Tokenomics modifiés à plusieurs reprises : Les paramètres économiques du token ont été changés plusieurs fois après les annonces initiales, semant la confusion et la méfiance parmi les participants . Cette pratique rappelle dangereusement le cas Mantra (OM), un projet qui s’est effondré de 99% après des pratiques similaires .
Opacité totale sur les critères d’éligibilité : 0G Labs n’a jamais publié d’article transparent détaillant les métriques d’éligibilité, se contentant de vagues références à des “critères d’éligibilité” sans précision . Cette absence de transparence a empêché les utilisateurs d’évaluer correctement leurs chances avant d’investir temps et argent dans l’écosystème.
KYC forcé avec allocations cachées : Le projet a obligé les utilisateurs à compléter un processus KYC (Know Your Customer) avant de révéler leurs allocations individuelles. Cette tactique a piégé les participants qui, après avoir fourni leurs données personnelles, ont découvert qu’ils ne recevraient que 2 à 4 tokens, soit environ 10 à 15 dollars .
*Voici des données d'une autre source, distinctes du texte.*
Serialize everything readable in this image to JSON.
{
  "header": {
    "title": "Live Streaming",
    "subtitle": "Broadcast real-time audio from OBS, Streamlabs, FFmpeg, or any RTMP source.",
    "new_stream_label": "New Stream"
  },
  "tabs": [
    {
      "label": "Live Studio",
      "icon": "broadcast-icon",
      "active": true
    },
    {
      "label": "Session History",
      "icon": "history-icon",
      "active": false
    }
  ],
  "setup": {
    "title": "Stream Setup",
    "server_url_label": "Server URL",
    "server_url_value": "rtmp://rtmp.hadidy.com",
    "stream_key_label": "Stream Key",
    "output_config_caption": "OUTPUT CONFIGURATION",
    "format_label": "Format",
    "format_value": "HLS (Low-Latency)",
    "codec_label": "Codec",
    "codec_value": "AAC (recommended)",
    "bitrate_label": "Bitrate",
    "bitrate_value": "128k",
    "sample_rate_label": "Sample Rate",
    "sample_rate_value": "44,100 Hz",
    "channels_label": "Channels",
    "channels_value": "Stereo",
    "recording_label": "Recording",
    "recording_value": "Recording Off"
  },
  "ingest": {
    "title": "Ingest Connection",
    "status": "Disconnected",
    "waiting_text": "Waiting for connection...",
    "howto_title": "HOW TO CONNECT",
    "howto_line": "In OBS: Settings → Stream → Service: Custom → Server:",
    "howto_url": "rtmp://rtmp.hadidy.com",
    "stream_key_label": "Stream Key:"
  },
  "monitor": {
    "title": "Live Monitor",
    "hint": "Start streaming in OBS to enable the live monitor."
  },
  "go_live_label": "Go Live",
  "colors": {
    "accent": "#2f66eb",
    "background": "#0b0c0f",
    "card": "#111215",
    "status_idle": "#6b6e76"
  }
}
Plus de 20% d’inéligibilités post-KYC : De nombreux utilisateurs qui étaient marqués comme “éligibles” avant le KYC se sont retrouvés “non éligibles” après avoir soumis leurs documents d’identité . Cette bascule a créé un sentiment de trahison massive au sein de la communauté, certains accusant le projet d’avoir délibérément utilisé cette méthode pour réduire les coûts de distribution.
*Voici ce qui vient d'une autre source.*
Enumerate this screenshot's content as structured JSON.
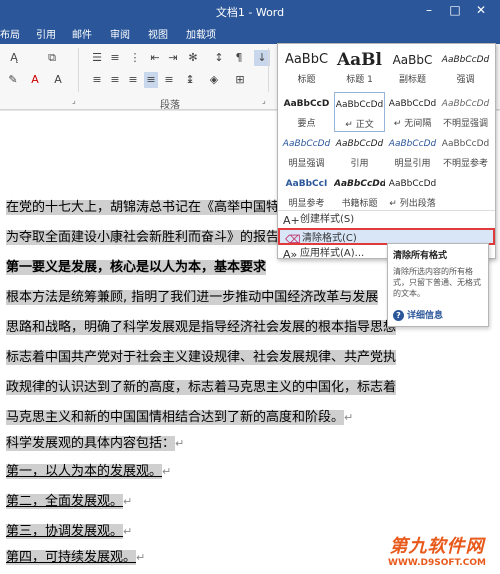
{
  "window": {
    "title": "文档1 - Word"
  },
  "ribbon": {
    "tabs": [
      "布局",
      "引用",
      "邮件",
      "审阅",
      "视图",
      "加载项"
    ],
    "paragraph_group_label": "段落"
  },
  "styles_gallery": {
    "rows": [
      [
        {
          "sample": "AaBbC",
          "name": "标题"
        },
        {
          "sample": "AaBl",
          "name": "标题 1"
        },
        {
          "sample": "AaBbC",
          "name": "副标题"
        },
        {
          "sample": "AaBbCcDd",
          "name": "强调"
        }
      ],
      [
        {
          "sample": "AaBbCcD",
          "name": "要点"
        },
        {
          "sample": "AaBbCcDd",
          "name": "↵ 正文"
        },
        {
          "sample": "AaBbCcDd",
          "name": "↵ 无间隔"
        },
        {
          "sample": "AaBbCcDd",
          "name": "不明显强调"
        }
      ],
      [
        {
          "sample": "AaBbCcDd",
          "name": "明显强调"
        },
        {
          "sample": "AaBbCcDd",
          "name": "引用"
        },
        {
          "sample": "AaBbCcDd",
          "name": "明显引用"
        },
        {
          "sample": "AaBbCcDd",
          "name": "不明显参考"
        }
      ],
      [
        {
          "sample": "AaBbCcI",
          "name": "明显参考"
        },
        {
          "sample": "AaBbCcDd",
          "name": "书籍标题"
        },
        {
          "sample": "AaBbCcDd",
          "name": "↵ 列出段落"
        },
        {
          "sample": "",
          "name": ""
        }
      ]
    ],
    "menu": [
      {
        "label": "创建样式(S)"
      },
      {
        "label": "清除格式(C)"
      },
      {
        "label": "应用样式(A)..."
      }
    ]
  },
  "tooltip": {
    "title": "清除所有格式",
    "body": "清除所选内容的所有格式，只留下普通、无格式的文本。",
    "link": "详细信息"
  },
  "document": {
    "lines": [
      "在党的十七大上，胡锦涛总书记在《高举中国特",
      "为夺取全面建设小康社会新胜利而奋斗》的报告",
      "第一要义是发展，核心是以人为本，基本要求",
      "根本方法是统筹兼顾, 指明了我们进一步推动中国经济改革与发展",
      "思路和战略，明确了科学发展观是指导经济社会发展的根本指导思想",
      "标志着中国共产党对于社会主义建设规律、社会发展规律、共产党执",
      "政规律的认识达到了新的高度，标志着马克思主义的中国化，标志着",
      "马克思主义和新的中国国情相结合达到了新的高度和阶段。",
      "科学发展观的具体内容包括：",
      "第一，以人为本的发展观。",
      "第二，全面发展观。",
      "第三，协调发展观。",
      "第四，可持续发展观。"
    ]
  },
  "watermark": {
    "main": "第九软件网",
    "sub": "WWW.D9SOFT.COM"
  },
  "colors": {
    "accent": "#2b579a",
    "highlight": "#cfcfcf",
    "menu_hot_border": "#e03a3a"
  }
}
Les node runners trahis : Les opérateurs de nœuds de stockage, qui avaient investi entre 50 et 100 dollars plus plusieurs mois d’efforts techniques, ont reçu des allocations dérisoires qualifiées de “cacahuètes” . Le projet avait pourtant clairement promis que les node runners recevraient des allocations substantielles au TGE (Token Generation Event) .
Favoritisme envers les utilisateurs Binance : Alors que les contributeurs organiques de 4 à 6 mois ont reçu des montants négligeables, les utilisateurs de Binance (qui ne connaissaient même pas le projet) ont obtenu 2,5% de l’allocation totale . Cette distribution asymétrique a révélé que le projet privilégiait les partenariats d’échange aux dépens de sa communauté fidèle.
Le “crime pump” et le passage à l’USDT : 0G Labs a gonflé artificiellement le prix du token lors du lancement, puis a modifié le système de récompenses en passant de tokens fixes à une valeur USDT fixe . Cette manipulation a permis de distribuer beaucoup moins de tokens que prévu initialement, tout en prétendant honorer les promesses en termes de valeur dollar.
Les chiffres qui ne collent pas
Selon les tokenomics officiels publiés par 0G Labs, l’offre totale de tokens $0G s’élève à 1 milliard, avec 56% (560 millions) alloués à la croissance communautaire et écosystémique . Cette allocation de 56% se décompose en 28% pour l’écosystème général, 15% pour les nœuds d’alignement IA, et 13% (130 millions de tokens) pour les récompenses communautaires .
Si on prend les 13% annoncés initialement (130 millions de tokens) et qu’on applique le prix au pic (environ 5 dollars selon les estimations de marché pré-lancement), cela donne effectivement une valeur théorique de 650 millions de dollars [4]. Les analystes de Whales Market avaient estimé qu’une allocation de 0,5% à 3% aux détenteurs de NFT One Gravity serait raisonnable, soit entre 5 et 30 millions de tokens .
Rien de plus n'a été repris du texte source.